It is important to understand that, in practice, rules relating to class-action settlements will most often be litigated in ex parte circumstances where settling parties will seek interpretations favorable to themselves at the expense of absent class members. If rules do not explicitly bind settling parties, courts will tend to adopt interpretations and create precedents permitting abuse. The Proposed Amendments to Rule 23(e)(2) therefore do not adequately protect the class from self- dealing settlements where class counsel is the primary beneficiary. Settlements will continue to be approved where attorneys’ fees are disproportionate to the relief actually received by the class. The Advisory Committee tried to fix this problem in 2003 when Rule 23(h) was created, but Rule 23(h) failed to explicitly require courts to determine whether class counsel’s fee request was proportionate to relief actually received and the Advisory Committee’s intent went ignored. Now courts are split as to whether fees may be awarded based on actual relief and the Rules risk undoing the precedent that requires courts to determine whether fees are proportionate. To end the circuit split and avoid repeating the deficiency of the 2003 Amendments, the Rules should explicitly require that district courts consider the proportion of fees to relief actually received by class members, and explicitly reject the line of precedent that permits parties to value settlements based on the fiction of maximum possible relief, when in practice parties can predict with actuarial certainty the claims rate of a settlement structure. Indeed, the Rules should provide additional protections by requiring district courts to consider whether class counsel negotiated clear sailing, reversion, or cy pres awards that prioritize relief to third parties when assessing adequacy of class counsel.
The Proposed Amendments to Rule 23(e)(5) should be deleted. Proposed Paragraph (A) requiring specificity for objections is unnecessary because district courts and parties can already effectively manage non-specific objections and will instead create collateral litigation.
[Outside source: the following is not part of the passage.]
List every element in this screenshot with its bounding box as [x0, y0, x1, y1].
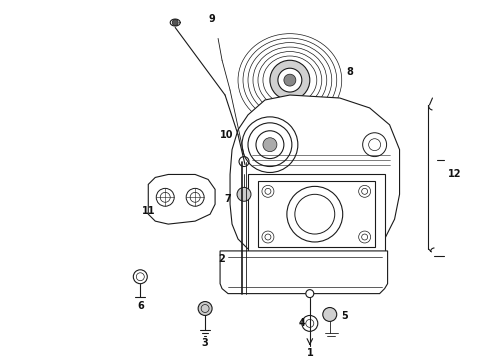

Paragraph (A) will only serve as a mechanism for class counsel to eliminate objections that may derail their self- dealing settlements.
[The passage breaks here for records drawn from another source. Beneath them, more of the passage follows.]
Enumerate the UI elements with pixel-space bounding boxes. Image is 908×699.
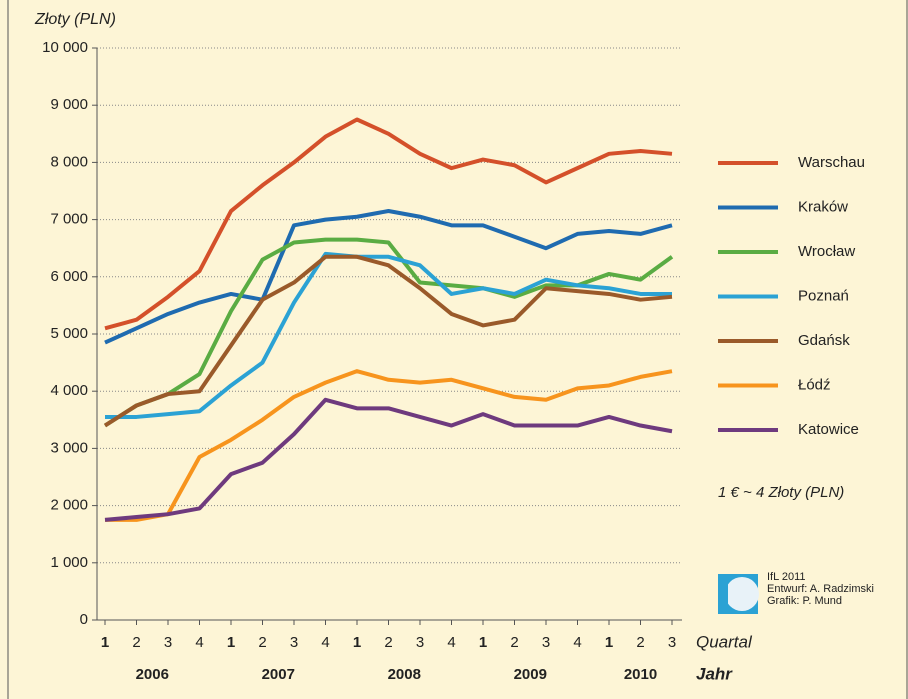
year-label: 2007 bbox=[262, 666, 295, 683]
x-tick-label: 3 bbox=[164, 634, 172, 651]
credit: Grafik: P. Mund bbox=[767, 595, 842, 607]
legend-label: Gdańsk bbox=[798, 332, 850, 349]
credit: IfL 2011 bbox=[767, 571, 806, 583]
y-tick-label: 1 000 bbox=[50, 554, 88, 571]
x-tick-label: 4 bbox=[321, 634, 329, 651]
y-tick-label: 2 000 bbox=[50, 497, 88, 514]
y-tick-label: 3 000 bbox=[50, 439, 88, 456]
y-tick-label: 9 000 bbox=[50, 96, 88, 113]
x-tick-label: 2 bbox=[258, 634, 266, 651]
y-tick-label: 10 000 bbox=[42, 39, 88, 56]
legend-label: Poznań bbox=[798, 287, 849, 304]
x-tick-label: 3 bbox=[542, 634, 550, 651]
x-tick-label: 1 bbox=[353, 634, 361, 651]
x-tick-label: 1 bbox=[227, 634, 235, 651]
legend-label: Warschau bbox=[798, 154, 865, 171]
year-label: 2006 bbox=[136, 666, 169, 683]
y-tick-label: 7 000 bbox=[50, 211, 88, 228]
x-tick-label: 1 bbox=[101, 634, 109, 651]
series-line bbox=[105, 251, 672, 419]
y-tick-label: 5 000 bbox=[50, 325, 88, 342]
y-tick-label: 6 000 bbox=[50, 268, 88, 285]
x-tick-label: 1 bbox=[479, 634, 487, 651]
y-axis-title: Złoty (PLN) bbox=[34, 11, 116, 28]
x-tick-label: 3 bbox=[668, 634, 676, 651]
series-line bbox=[103, 254, 673, 428]
x-tick-label: 4 bbox=[447, 634, 455, 651]
series-line bbox=[105, 369, 673, 522]
legend-label: Łódź bbox=[798, 376, 831, 393]
x-tick-label: 2 bbox=[510, 634, 518, 651]
y-tick-label: 0 bbox=[80, 611, 88, 628]
x-tick-label: 4 bbox=[573, 634, 581, 651]
y-tick-label: 4 000 bbox=[50, 382, 88, 399]
series-line bbox=[104, 117, 673, 331]
x-tick-label: 3 bbox=[290, 634, 298, 651]
year-label: 2010 bbox=[624, 666, 657, 683]
credit: Entwurf: A. Radzimski bbox=[767, 583, 874, 595]
x-tick-label: 2 bbox=[384, 634, 392, 651]
year-axis-title: Jahr bbox=[696, 664, 733, 683]
x-tick-label: 4 bbox=[195, 634, 203, 651]
x-tick-label: 2 bbox=[132, 634, 140, 651]
x-axis-title: Quartal bbox=[696, 632, 753, 651]
x-tick-label: 3 bbox=[416, 634, 424, 651]
x-tick-label: 1 bbox=[605, 634, 613, 651]
logo bbox=[718, 574, 759, 614]
legend-label: Wrocław bbox=[798, 243, 855, 260]
series-line bbox=[104, 397, 673, 522]
legend-label: Kraków bbox=[798, 198, 848, 215]
note: 1 € ~ 4 Złoty (PLN) bbox=[718, 484, 844, 501]
year-label: 2008 bbox=[388, 666, 421, 683]
legend-label: Katowice bbox=[798, 421, 859, 438]
year-label: 2009 bbox=[514, 666, 547, 683]
series-line bbox=[104, 209, 673, 345]
x-tick-label: 2 bbox=[636, 634, 644, 651]
y-tick-label: 8 000 bbox=[50, 153, 88, 170]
Proposed Paragraphs (B) and (C)—requiring court approval for settlement of objections— will, as conferences discussing the amendments have shown, be ineffective in ending objector blackmail (extortionate payments to objectors in exchange for dismissal of their appeals) because the Rules fail to adopt a standard that objectors must satisfy for approval of their settlement with class counsel. The Proposed Amendments do nothing to address the real problem: objectors are more motivated to bring bad-faith objections than good-faith objections because there is a greater chance of payment in objector blackmail than in successfully litigating an objection. The Rules need to eliminate the incentive for objector blackmail by eliminating the possibility of receiving consideration for dismissal of appeal and instead, create incentives for good faith objections by explicitly recognizing that objectors who realize a benefit for the class are entitled to attorneys’ fees. Under current law, only non-profit organizations have the ability to consistently see through meritorious objections.